Spirituality and health care models
It was stated earlier that the majority of health care and in particular nursing models embrace a holistic approach. If this statement were accurate, then such models by their very nature should address the concept of spirituality explicitly within their theories and frameworks. Recent debates indicate that this is not the case and only a minority of health care, and from within my own profession, nursing models incorporate or address the spiritual nature of individuals. Oldnall (1995, p.418) provides some reasons why the spiritual dimension is not adequately addressed within nursing and these arguments could be extended to include all health care theories:
Perhaps one reason why many conceptual and theoretical models and theories do not appear to work in clinical practice is because they have evolved in the echelons of academia and have been devolved down to the practitioners to operationalize at a clinical level. This may explain, to some degree, why the concept of spirituality has been omitted totally, or at least not developed sufficiently, in existing theories and models.

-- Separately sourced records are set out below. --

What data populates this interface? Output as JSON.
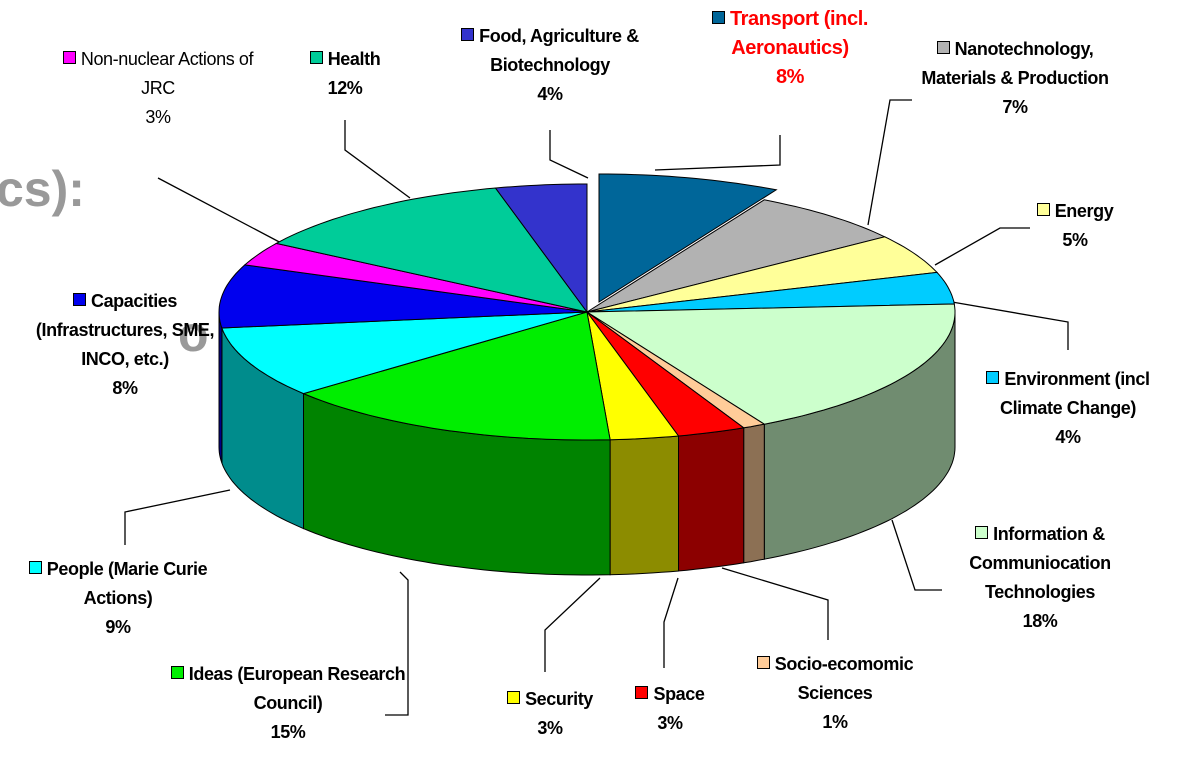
{
  "chart_data": {
    "type": "pie",
    "background_text": [
      "cs):",
      "o"
    ],
    "categories": [
      "Transport (incl. Aeronautics)",
      "Nanotechnology, Materials & Production",
      "Energy",
      "Environment (incl Climate Change)",
      "Information & Communiocation Technologies",
      "Socio-ecomomic Sciences",
      "Space",
      "Security",
      "Ideas (European Research Council)",
      "People (Marie Curie Actions)",
      "Capacities (Infrastructures, SME, INCO, etc.)",
      "Non-nuclear Actions of JRC",
      "Health",
      "Food, Agriculture & Biotechnology"
    ],
    "values": [
      8,
      7,
      5,
      4,
      18,
      1,
      3,
      3,
      15,
      9,
      8,
      3,
      12,
      4
    ],
    "value_labels": [
      "8%",
      "7%",
      "5%",
      "4%",
      "18%",
      "1%",
      "3%",
      "3%",
      "15%",
      "9%",
      "8%",
      "3%",
      "12%",
      "4%"
    ],
    "colors": [
      "#006699",
      "#b2b2b2",
      "#ffff99",
      "#00ccff",
      "#ccffcc",
      "#ffcc99",
      "#ff0000",
      "#ffff00",
      "#00ee00",
      "#00ffff",
      "#0000ee",
      "#ff00ff",
      "#00cc99",
      "#3333cc"
    ]
  }
}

Oldnall implies that the assumption that most nursing models have an holistic approach to care is inaccurate and misguided. If nursing models and theories embraced holism, then they would address the spiritual dimension. Oldnall (1995, 1996) implies that there needs to be a cultural shift – a change in emphasis. Models should not be solely developed in the ‘ivory towers of academia’ and then expected to work in practice. This top-down approach to theory development may overlook and fail to incorporate many issues that are being faced by health care professionals working on the front line. This approach may have prevented the spiritual dimension from being incorporated within contemporary health care theories and models.
It appears that the academic era of health care is being challenged within the UK, and that the change in emphasis that has been sought by chief nurses and those in practice has arrived. In the mid-1980s, there was a move to improve the educational and professional credibility of nursing and, through a recent quality initiative, the education and preparation of all health care professions by integrating their education within universities. This initiative took place before other health professions were already located within higher education. However, recent discontent and levels of dissatisfaction among managers in health and social services have resulted in a change of opinion.
For example, in the government’s document Making a Difference: Strengthening the Nursing, Midwifery and Health Visiting Contribution to Health and Health Care (Department of Health 1999), the need for education and practice to work more closely in the education and training of student nurses was emphasized. The pendulum has swung (at the right too much emphasis on academia, and at the left signalling an all apprentice style of learning with no academic recognition) too far to the right, and it would seem that NHS Trusts and the voice and concerns of the consumer now have a greater say in the education of all health care professionals. This approach is of particular importance to matters concerning spirituality and the provision of spiritual care.
Importantly, this shift in emphasis must be reflected in subsequent theory development. There is a need to have a ‘bottom-up’ approach whereby practice is put into theory, or theories and models will remain detached from practice and in the realm of academics or theorists.
CAUTION
If the concerns of those in practice relating to this dimension of care are not listened to, then any attempt to develop this aspect of care will remain an academic exercise unrelated to and divorced from the reality of practice.